The following is Joe’s Editor’s note from the February 2022 issue of 48° North. 

As many of you know, my wife, Kaylin, and I welcomed our first child in mid-December. Baby Rowan is the best — she’s so sweet, she eats like a champ, and she’s sleeping… well, some. The first weeks of parenting have been blissful and blurry, and I hope we’ll remember as much as we’re trying to lock away in our memory vaults. 

Walking around a dark house in the wee hours with Rowan in my arms, I talk to her about the world she’ll get to know. Of course, one of the things I tell her about is sailing. Here are the first things she’s learning about sailing, as articulated by her doting, if bleary-eyed, new dad. 

“Rowan, sailing is fun.” It is often difficult, exciting, and complex, and is ever-changing. It can surprise and stress you, and sometimes sailing will challenge you to find enjoyment in it. But all of this is fun.
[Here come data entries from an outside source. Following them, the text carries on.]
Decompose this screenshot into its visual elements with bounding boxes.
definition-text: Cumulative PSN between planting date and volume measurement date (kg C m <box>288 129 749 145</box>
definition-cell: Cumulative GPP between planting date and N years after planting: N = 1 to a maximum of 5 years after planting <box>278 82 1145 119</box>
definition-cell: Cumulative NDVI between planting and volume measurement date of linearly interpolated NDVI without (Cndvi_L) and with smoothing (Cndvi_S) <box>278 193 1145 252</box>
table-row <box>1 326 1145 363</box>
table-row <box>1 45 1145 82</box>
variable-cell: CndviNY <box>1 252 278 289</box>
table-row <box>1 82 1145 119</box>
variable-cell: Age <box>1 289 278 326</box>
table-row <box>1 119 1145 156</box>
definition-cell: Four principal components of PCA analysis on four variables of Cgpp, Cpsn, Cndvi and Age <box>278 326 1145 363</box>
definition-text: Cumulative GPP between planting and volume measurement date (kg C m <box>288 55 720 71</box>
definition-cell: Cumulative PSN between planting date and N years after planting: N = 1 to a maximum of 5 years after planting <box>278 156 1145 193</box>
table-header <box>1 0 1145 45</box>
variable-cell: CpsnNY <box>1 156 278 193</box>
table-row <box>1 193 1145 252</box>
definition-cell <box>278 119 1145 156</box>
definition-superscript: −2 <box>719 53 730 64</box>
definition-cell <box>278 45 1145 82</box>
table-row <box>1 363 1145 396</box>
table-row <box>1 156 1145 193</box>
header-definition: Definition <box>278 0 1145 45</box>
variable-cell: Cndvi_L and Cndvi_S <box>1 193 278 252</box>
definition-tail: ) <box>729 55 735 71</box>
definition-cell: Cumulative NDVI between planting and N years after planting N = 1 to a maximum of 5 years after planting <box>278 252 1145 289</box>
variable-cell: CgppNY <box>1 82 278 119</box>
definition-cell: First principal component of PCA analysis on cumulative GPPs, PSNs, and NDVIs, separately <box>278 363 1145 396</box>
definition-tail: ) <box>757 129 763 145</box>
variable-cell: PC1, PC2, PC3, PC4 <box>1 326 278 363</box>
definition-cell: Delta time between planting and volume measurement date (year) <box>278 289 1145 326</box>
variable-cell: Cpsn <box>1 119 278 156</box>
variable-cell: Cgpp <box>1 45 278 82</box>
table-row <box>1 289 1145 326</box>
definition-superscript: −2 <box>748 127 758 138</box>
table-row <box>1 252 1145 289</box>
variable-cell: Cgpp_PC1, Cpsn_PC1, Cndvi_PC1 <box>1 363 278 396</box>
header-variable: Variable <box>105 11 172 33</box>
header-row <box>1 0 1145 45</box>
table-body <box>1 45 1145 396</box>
Fun is the first reason I sail, and it’s the first thing I want her to experience about the water. It is joyful to move around powered by the invisible wind. It’s awesome to be afloat and surrounded by the mysterious and beautiful ecosystem of the sea. It’s rewarding to set sights on a faraway point and dance with these natural forces to travel there. The focus and freedom and faculty we experience on boats… for me, you can boil it all down to fun. And I hope Rowan will feel similarly.

“Rowan, you could be the finest sailor on the planet, but you don’t have to be great to love it.” Sailing is accessible. It isn’t perfectly inclusive — we can get much better at that — but I see fewer barriers between sailors than I see between participants in many other pursuits. Whatever styles of sailing appeal to Rowan, nothing can stop her from going as far as she wants to go. Crucially though, ascendancy, accolades, and achievements are not required. Sailing is for everyone, and we all appreciate it in our own way. The people I know who seem to get the most from sailing, who celebrate it most fully, and whose lives are most positively impacted by it — they are not measurably the most skilled or most decorated. The important thing is to love it.

“Sailing is something you can do on your own, Rowan, but it’s really special to sail with your friends.” I like to tell Rowan about the sailors she’ll meet, and there are a lot of them. Sailors are good people. When I first moved to Seattle, it didn’t take long for me to realize that the sailing community was my community. I urge her to listen to them, learn from them, and be inspired by them. Some sailors are happiest leaning into their self-sufficiency and sailing singlehanded on their own boat, which may be large or small. She might like solo sailing most of all; but if she’s like her dad, she’s going to thrive when engaging with others under sail. Those people may start as friends, or become her friends after they have shared experiences together. The interpersonal aspects of sailing are among my favorite things about it. Being with friends is great. Hanging out with friends on the water is amazing. Sharing the activity of sailing with friends is simply the best. 

In these early days of parenting, it feels like all our relationships bear new fruit as we witness our dearest people becoming Rowan’s village. I feel speechlessly fortunate that my community will be her community, at least for the foreseeable future, and boat folk will be a big part of that.

Outside my little world of dad-brain, I’m thinking about the community of boaters right now because the Seattle Boat Show returns in person this month. What a perfect time to enliven the excitement about what we love, and to discover or rediscover those unique relationships between folks who share passions for being on the water. It’s pretty cool to think the Seattle Boat Show has been providing that opportunity for 75 years, and I wonder what it will be like in another 75. I hope Rowan will be there.